All physicians are obliged to obey the Hippocratic oath, which not only demands to cure disease but to prevent it. Setting aside the percentage of nonintubated patients with nosocomial pneumonia, this is largely a problem of endotracheal intubation needed for mechanical ventilation. If patients are intubated for management reasons, such as in the preoperative setting or in emergency medicine, it is unquestionable that there are no alternatives to the endotracheal route. Selective digestive decontamination (SDD) is always mentioned as a preventive measure once the patient has been intubated, and there is a recent publication3–
indicating an advantage in selected surgical patients. However, I am afraid that the SDD community has still not asked the correct questions. Since the systematic review by Nathens and Marshall,4–
it has to be accepted that SDD reduces mortality in surgical patients, but the central question remains whether this is due to the complete regimen of SDD—including topical and parenteral antibiotics—or to the parenteral application alone.

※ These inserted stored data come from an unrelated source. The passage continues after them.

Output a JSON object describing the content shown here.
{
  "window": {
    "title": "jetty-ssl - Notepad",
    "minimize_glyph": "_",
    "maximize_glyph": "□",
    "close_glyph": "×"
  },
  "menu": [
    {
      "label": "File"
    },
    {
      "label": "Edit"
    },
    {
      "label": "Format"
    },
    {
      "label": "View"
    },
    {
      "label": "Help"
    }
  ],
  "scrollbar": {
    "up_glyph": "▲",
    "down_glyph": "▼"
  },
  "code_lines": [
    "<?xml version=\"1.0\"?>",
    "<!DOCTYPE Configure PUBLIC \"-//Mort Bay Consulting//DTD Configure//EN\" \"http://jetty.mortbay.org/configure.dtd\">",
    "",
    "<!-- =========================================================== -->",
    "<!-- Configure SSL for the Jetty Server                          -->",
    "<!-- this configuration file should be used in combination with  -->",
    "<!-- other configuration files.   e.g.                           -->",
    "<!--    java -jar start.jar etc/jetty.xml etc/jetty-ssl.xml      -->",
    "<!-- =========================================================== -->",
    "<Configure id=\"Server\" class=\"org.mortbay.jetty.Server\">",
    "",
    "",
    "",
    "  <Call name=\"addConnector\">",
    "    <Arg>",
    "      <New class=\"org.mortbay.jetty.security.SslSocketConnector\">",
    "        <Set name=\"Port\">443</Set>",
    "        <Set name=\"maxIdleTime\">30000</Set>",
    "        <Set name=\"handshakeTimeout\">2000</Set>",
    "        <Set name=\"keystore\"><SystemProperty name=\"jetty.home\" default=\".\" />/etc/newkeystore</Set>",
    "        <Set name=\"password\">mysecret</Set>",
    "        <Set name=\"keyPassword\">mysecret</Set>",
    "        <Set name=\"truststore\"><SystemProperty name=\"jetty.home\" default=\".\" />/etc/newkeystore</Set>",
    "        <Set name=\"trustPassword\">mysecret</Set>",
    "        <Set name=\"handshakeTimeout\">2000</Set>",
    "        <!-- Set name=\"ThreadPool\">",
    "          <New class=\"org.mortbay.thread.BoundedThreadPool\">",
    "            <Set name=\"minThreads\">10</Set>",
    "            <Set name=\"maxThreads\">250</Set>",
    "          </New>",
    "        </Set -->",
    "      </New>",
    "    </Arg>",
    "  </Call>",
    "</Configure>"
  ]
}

At present, I think that other measures of prevention deserve more attention and that leads us back to the pathophysiology of nosocomial pneumonia. The risk increases with each day of mechanical ventilation and doctors have to ask whether they did not miss the most suitable time point to extubate the patient. Since the studies by Esteban and colleagues,5–6
we know that structured approaches result in early extubation, presumably reducing the incidence of nosocomial pneumonia in those patients. I dare to hypothesize that many ICUs have not adopted standardized criteria for entering a weaning trial or an extubation protocol, and we are therefore a long way from doing the best to prevent nosocomial pneumonia. Avoiding endotracheal intubation is crucial to the prevention of nosocomial pneumonia, and noninvasive mechanical ventilation is a proven tool in patients with acidotic exacerbation of COPD,7–
acute cardiogenic pulmonary edema,8–
and at least a potential for pulmonary infections.9–
In addition, noninvasive mechanical ventilation can also be successfully combined with a weaning protocol for selected patients, eg, patients with COPD or patients who failed multiple conventional weaning trials.11
Noninvasive mechanical ventilation has matured to a stage where institutional problems outweigh technical ones, and establishing noninvasive mechanical ventilation has become a challenge to ICU personnel rather than to the individual doctor. Of course, noninvasive mechanical ventilation will not and should not replace endotracheal intubation in all cases, but the summary of all preventive measures will lead definitely to a lower incidence of nosocomial pneumonia in our ICUs.